O governo e a presidente irão insistir em dizer que são vítimas de retaliação, revanche, vingança ou chantagem pessoal. É a versão que lhes cabe tentar propagar, depois que falharam as tentativas patrocinadas pelo Planalto e pelo PT de barganhar um acordo com Eduardo Cunha.
O pemedebista foi apenas o instrumento do processo de impeachment. Cumpriu o papel institucional que a Constituição reserva ao presidente da Câmara nestes casos. Seu gesto foi protocolar, cabível a quem exerce o cargo que Cunha ocupa desde fevereiro passado. Sua decisão é apenas a prerrogativa inicial de um processo longo e complexo, sempre dentro dos ritos democráticos.
A decisão que poderá resultar no afastamento de Dilma será tomada de forma colegiada, sob a responsabilidade inicial de 513 deputados e, num passo posterior, de mais 81 senadores. Democraticamente. Caberá, portanto, aos representantes de todos os brasileiros, legitimamente eleitos, julgar se a presidente da República tem ou não condições de continuar no cargo.
À presidente agora cabe defender-se das consistentes acusações que constam do pedido protocolado em outubro por Hélio Bicudo, Miguel Reale Jr. e Janaina Paschoal. Em suma: a suspeita de práticas reiteradas de crimes de responsabilidade, ao desrespeitar normas orçamentárias e preceitos fiscais, o que até já ensejou a reprovação de suas contas relativas a 2014 por parte do TCU, e ao omitir-se diante da roubalheira na Petrobras.
A prática de editar decretos autorizando novos gastos (créditos orçamentários) mesmo quando a realidade já era de rombo nas contas públicas repetiu-se neste ano. Também continuaram as pedaladas fiscais – o uso ilegal de dinheiro de bancos públicos para cobrir gastos do governo – e não se dissiparam as suspeitas de negligência da presidente em relação aos casos de corrupção desbaratados quase diariamente pela Operação Lava Jato.
Neste último aspecto, o da leniência em relação aos desmandos na Petrobras, a situação de Dilma hoje é ainda pior que em outubro, quando o pedido dos juristas pelo impeachment foi protocolado. Na semana passada, veio a público a manifestação de Nestor Cerveró, ex-diretor da estatal, de que a petista “sabia de tudo” sobre a ruinosa compra da refinaria de Pasadena. A operação rendeu prejuízo de mais de R$ 3 bilhões à empresa.

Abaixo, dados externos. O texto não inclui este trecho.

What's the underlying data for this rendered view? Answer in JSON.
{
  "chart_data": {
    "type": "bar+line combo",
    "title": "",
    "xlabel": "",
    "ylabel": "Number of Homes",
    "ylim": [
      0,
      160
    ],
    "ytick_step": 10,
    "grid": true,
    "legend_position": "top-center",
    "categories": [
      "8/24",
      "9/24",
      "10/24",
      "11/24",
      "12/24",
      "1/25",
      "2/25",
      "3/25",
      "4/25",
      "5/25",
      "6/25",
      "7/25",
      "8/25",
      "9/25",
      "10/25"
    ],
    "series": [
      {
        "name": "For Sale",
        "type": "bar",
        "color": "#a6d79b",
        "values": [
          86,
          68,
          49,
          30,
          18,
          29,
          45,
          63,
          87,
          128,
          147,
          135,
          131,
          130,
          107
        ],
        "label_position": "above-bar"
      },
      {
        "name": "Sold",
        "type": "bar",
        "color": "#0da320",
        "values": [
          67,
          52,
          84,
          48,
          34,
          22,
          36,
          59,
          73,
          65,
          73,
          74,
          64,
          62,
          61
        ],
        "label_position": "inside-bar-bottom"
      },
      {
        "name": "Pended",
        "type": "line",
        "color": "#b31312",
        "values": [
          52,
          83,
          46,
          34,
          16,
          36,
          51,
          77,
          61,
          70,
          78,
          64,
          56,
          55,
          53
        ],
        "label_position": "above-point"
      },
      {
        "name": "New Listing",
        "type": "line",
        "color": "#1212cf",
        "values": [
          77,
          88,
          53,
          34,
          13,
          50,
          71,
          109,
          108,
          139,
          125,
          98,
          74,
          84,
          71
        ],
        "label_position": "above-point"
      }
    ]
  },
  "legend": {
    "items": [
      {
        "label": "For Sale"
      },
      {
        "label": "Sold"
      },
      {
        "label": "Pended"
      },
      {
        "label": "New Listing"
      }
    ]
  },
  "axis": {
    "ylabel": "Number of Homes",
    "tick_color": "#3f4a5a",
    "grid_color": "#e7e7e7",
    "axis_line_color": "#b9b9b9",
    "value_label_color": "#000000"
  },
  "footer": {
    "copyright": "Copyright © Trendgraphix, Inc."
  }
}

O governo vai continuar negando e vai dizer que não são razões suficientes para afastar uma presidente da República. Mas é bom que fique claro que tais atitudes – sejam os desequilíbrios nas contas, a desorganização administrativa ou a omissão diante da roubalheira – estão na raiz da depressão em que o país foi mergulhado por Dilma, Lula e o PT.
A instauração do rito de impeachment é importante por tirar o país do impasse e vencer a catatonia à qual a presidente e seu partido levaram o Brasil. Chegando a que resultado for, a investigação será fundamental para pôr fim à balbúrdia formada por crise econômica, desgoverno, corrupção, carestia e desequilíbrio fiscal que nos assola.
Em seu pronunciamento de ontem, Dilma se disse “indignada” com a abertura do processo na Câmara. Indignados estão os brasileiros, por se verem vítimas de um engodo. A petista pode até não ter roubado, mas, segundo indica a Operação Lava Jato, não deteve a roubalheira. Com sua inaptidão para governar, não está à altura do cargo para o qual foi eleita e reeleita. Não dispõe de condições mínimas para continuar no comando do país.
Ninguém está acima da lei. Crimes têm que ser punidos, ainda mais quando também crescem as suspeitas de que dinheiro da corrupção financiou as campanhas presidenciais do PT, conforme denunciado pela oposição e investigado pela Justiça Eleitoral. Que se cumpram os ritos, que a presidente exerça seu direito de defesa e que a lei prevaleça, em honra à vontade soberana do povo brasileiro. Rigorosamente dentro do que prevê a Constituição. Democraticamente.